10 Steps To Success

1) Knowledge Acquisition Great traders are voracious learners. Most professional occupations have a learning curve. Doctors, lawyers, criminals, etc.. often study years to refine their craft. Novice traders often believe they are immune to such time intensive studies. Don't fall prey to such ignorance - study the markets, put in serious chart time, read and learn from those that are winning.

2) Money Management This one is simple. Trading more then 2-5% of your account on any one trade is account suicide. Let's assume you start out trading a $1000.00 mini-account. Your system has a 30 pip stop loss. The maximum you should risk on any one trade is a dollar per pip. The market will forgive a lot of things - bad trades, bad days even bad weeks but without the capital to withstand the drawdown your trading career with be short lived.

3) Simplistic Strategy Have you ever noticed Forex scam sites often provide a unique system that only they have? Additionally - these systems are only known by a hand full of successful traders. Your system should do just the opposite. I use pivot points, psychological levels and trend line breaks because large institutions follow these levels.
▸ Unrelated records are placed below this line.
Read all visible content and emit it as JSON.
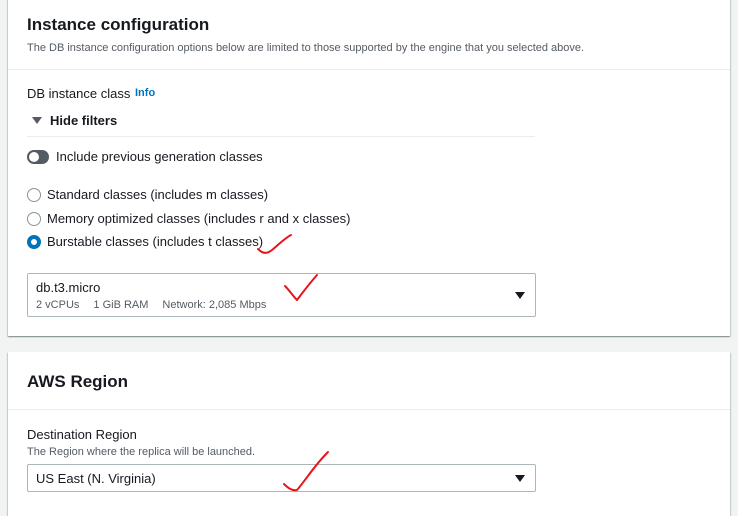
{
  "instance_config": {
    "title": "Instance configuration",
    "description": "The DB instance configuration options below are limited to those supported by the engine that you selected above.",
    "class_label": "DB instance class",
    "info_label": "Info",
    "filters_toggle": "Hide filters",
    "prev_gen_label": "Include previous generation classes",
    "radio_options": [
      {
        "label": "Standard classes (includes m classes)",
        "checked": false
      },
      {
        "label": "Memory optimized classes (includes r and x classes)",
        "checked": false
      },
      {
        "label": "Burstable classes (includes t classes)",
        "checked": true
      }
    ],
    "selected_class": {
      "value": "db.t3.micro",
      "vcpus": "2 vCPUs",
      "ram": "1 GiB RAM",
      "network": "Network: 2,085 Mbps"
    }
  },
  "aws_region": {
    "title": "AWS Region",
    "dest_label": "Destination Region",
    "dest_desc": "The Region where the replica will be launched.",
    "dest_value": "US East (N. Virginia)"
  },
  "colors": {
    "accent": "#0073bb",
    "annotation": "#e8141c",
    "page_bg": "#f2f3f3"
  },
  "icons": [
    "caret-down-icon",
    "toggle-icon",
    "checkmark-annotation-icon"
  ]
}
As a retail trader your goal should be to pick up the pennies in front of the steam rollers. Keep Occam in mind when adopting any trading system. Leave the over complicated systems to the guys at Long Term Capital.
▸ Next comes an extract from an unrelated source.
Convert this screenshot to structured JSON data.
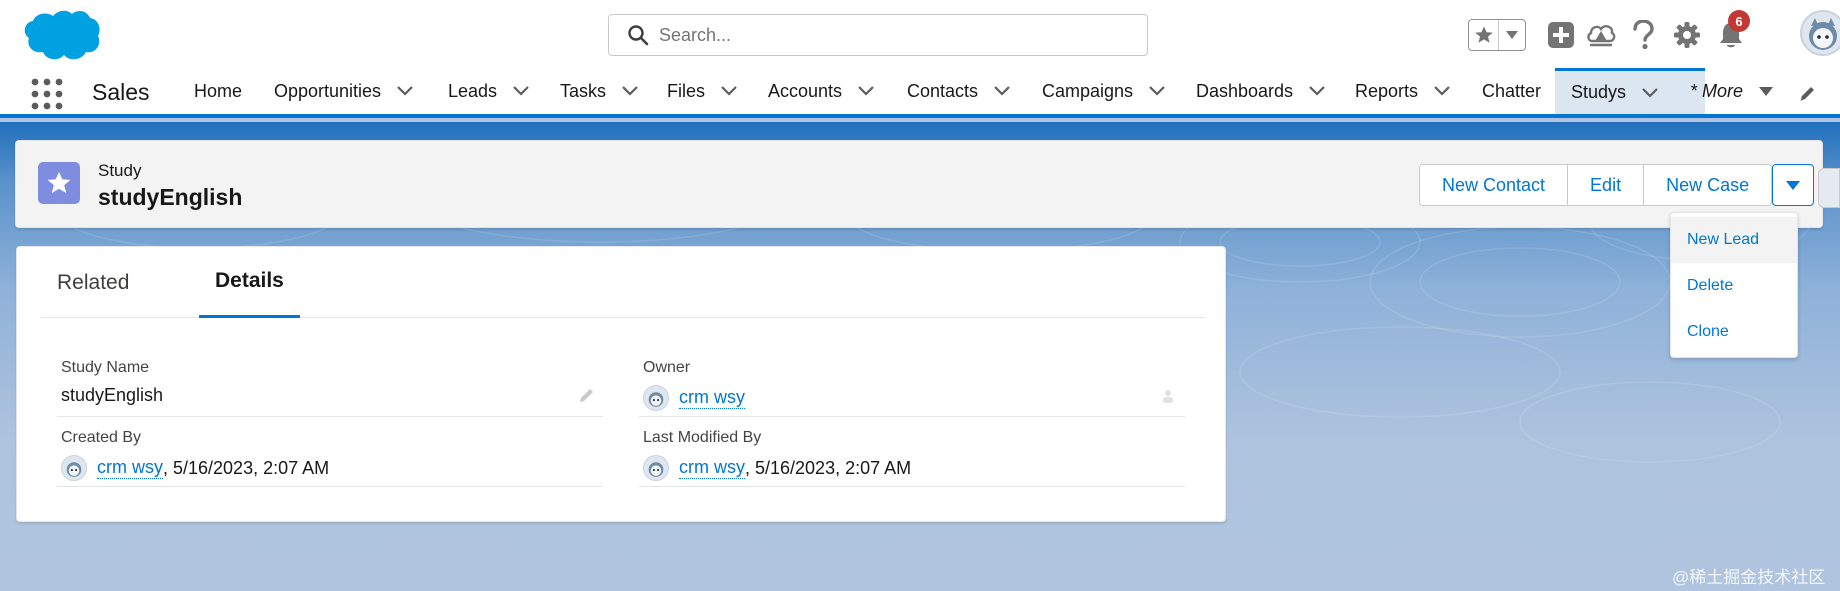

4) Trade During Prime Time One of the biggest benefits of the currency markets is its hours. It's open 24 hours a day 5 days a week. This is great for trend analysis but not for trading. Don't let these extended hours fool you. Only the biggest players trade during the prime hours... so should you. Keep in mind that only 14% of all trades occur outside of non-financial institutions. That's where the retail trader lives. Since we only trade the EURUSD we only trade between 2:00am and 11:00am EST. This time period covers the European open and close, the open of the US session and the overlap between the US session and the European session.

5) Follow Your Trade Plan You don't know where the market is headed. Don't guess. Hope isn't a strategy. Once you adopt a trading strategy that fits your trading style stick to it. Leave your ego at the door when you begin your trading day. This is one of the most difficult things to overcome. The old adage plan your trade and trade your plan is very important. When you trade outside your plan you will lose.

6) Double Your Demo Account Almost every Forex trading platform offers demo accounts. When you can double your demo account you are ready to trade real capital. Additionally - after your double your demo account trade the first few months of you real capital using micro-lots where each pip equals a small dollar amount. This will help ease the emotional impact of trading real capital.

7) Trade with the Trend All those little axiom's about the trend exist for a reason - the trend is your friend... trade with the trend until it bends... trade the trend or lose in the end - you get the idea. These exist for a reason. They are true. Use long term trend analysis to determine market direction. When you trade with the trend your chances of success are greatly enhanced.

8) Set Realistic Expectation What's realistic? If you can return 5-8% a month you are doing great. While this may seem like a relatively small goal very few traders can achieve this month after month. If you set unrealistic goals - say 20% a month you better be sitting beside John Arnold because that's about the only way your going to see that kind of return.

9) Post Trade Analysis When the trading day is over take a few minutes to analyze what happened. Did you follow your trading plan? Was your analysis accurate? Why? Why not? At the end of the week spend some quality time looking over the trades you placed during the previous week. How many trades did you take? Are you over trading? Many traders find it advantageous to keep a journal of their trades and their thought process for taking or not taking the trade. In a very short time you will see patterns emerge that will aide you in fine tuning your trading.

10) Predetermined Profit Targets and Stops Setting your stop loss is a must. Intra-day traders usually use a 20-40 pip stop. After you've adopted a system and spent hours watching the chart you will know where your stop should be. Once you've settled in on a stop never move it. One more time - never move your stop! Remember that capital accumulation is secondary to capital preservation. On the other side of the equation set profit targets prior to entering your trade. Utilizing pivot points will always provide you with realistic profit targets.